Wąsik wciągnął w aferę senatorkę. Szybko odpowiedziała
- O nic nie zabiegałam, jedynie w imieniu uczelni prosiłam, żeby ministerstwo się z nimi spotkało - mówi Wirtualnej Polsce senator KO Halina Bieda. Odnosi się w ten sposób do słów Macieja Wąsika, który przed komisją ds. afery wizowej stwierdził, że senatorka wywierała presję na MSWiA, by pozwoliło zagranicznej uczelni ściągać studentów z całego świata do filii w Polsce.
Podczas zeznań przed komisją śledczą ds. afery wizowej były wiceszef MSWiA Maciej Wąsik mówił m.in. o naborze lekarzy-cudzoziemców do filii kijowskiego uniwersytetu w Polsce. Jego zdaniem uczelnia nie spełniała wymogów formalnych do rekrutacji. Wąsik wskazał na "osobę publiczną", która miała nakłaniać do "wydania pozytywnej opinii" w tym zakresie. Stwierdził, że chodzi o senator KO ze Śląska Halinę Biedę.
"To była moja jedyna aktywność w tej kwestii"
- O nic nie zabiegałam, jedynie w ich imieniu prosiłam, żeby ministerstwo się z nimi spotkało i wysłuchało ich zdania na temat planów funkcjonowania, tym bardziej że uczelnia dostała akredytację od Ministerstwa Edukacji i Nauki - to jest jedyna rzecz o jaką prosiłam. I to była moja jedyna aktywność w tej kwestii - mówi nam Halina Bieda.

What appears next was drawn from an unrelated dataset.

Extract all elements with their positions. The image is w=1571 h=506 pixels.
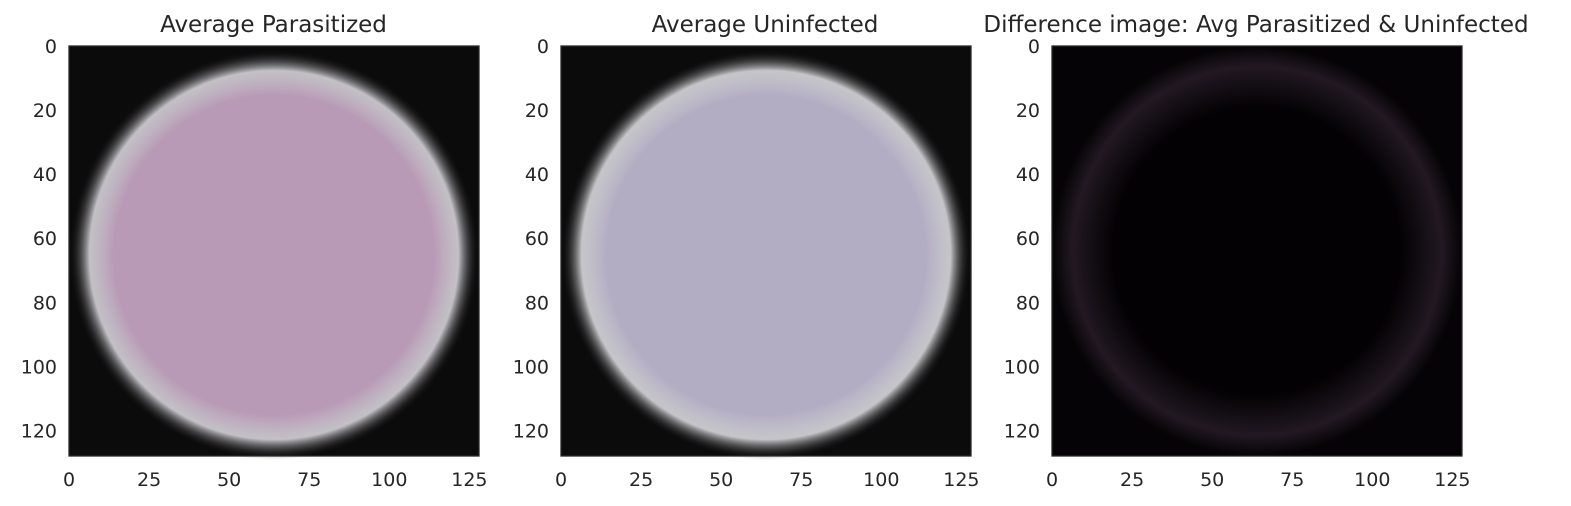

Wyjaśnia, że chodzi o założony 30 lat temu Kijowski Uniwersytet Medyczny, którego filia (w efekcie napaści Rosji na Ukrainę) działa m.in. w Bytomiu. Bieda przyznaje, że uczelnia zwróciła się do niej, jako senatora RP.
Dalsza część artykułu pod materiałem wideo
Hołownia przeciwny komisji ds. wpływów. Kuriozalne tłumaczenie posła KO
Uczelnia decyzję zaskarżyła, a sąd przyznał jej racje
- Uczelnia uzyskała akredytację z Ministerstwa Edukacji i Nauki, ale potrzebowała także akredytacji pozwalającej na przyjmowanie cudzoziemców na studia - taka jest procedura, musieli uzyskać zgodę z MSWiA. Ministerstwo odmówiło. Uczelnia decyzję zaskarżyła, a sąd przyznał jej racje - opisuje w rozmowie z WP senator Bieda.
Odnosi się również do kwestii niespełniania formalności, o których mówił Wąsik. - W ustawie nie ma takiego zapisu, że uczelni musi pięć lat działać w Polsce, musi w ogóle działać więcej niż pięć lat. Gdyby nie wojna, ta uczelnia pewnie by się do nas nie przeprowadziła. To był jedyny powód, potrzeba chwili. Miasto Bytom dało budynek na prowadzenie zajęć, drugi na prowadzenie kampusu - stwierdza.
Dodajmy, że na początku 2023 roku bytomski magistrat podał informację, że Kijowski Uniwersytet Medyczny kształci 500 studentów na trzech kierunkach: medycyna, stomatologia i farmacja.
Sejmowa komisja śledcza do spraw tzw. afery wizowej bada nadużycia, zaniedbania i zaniechania w zakresie legalizacji pobytu cudzoziemców w Polsce od 12 listopada 2019 do 20 listopada 2023 roku. Maciej Wąsik jest pierwszym świadkiem na wtorkowym posiedzeniu komisji.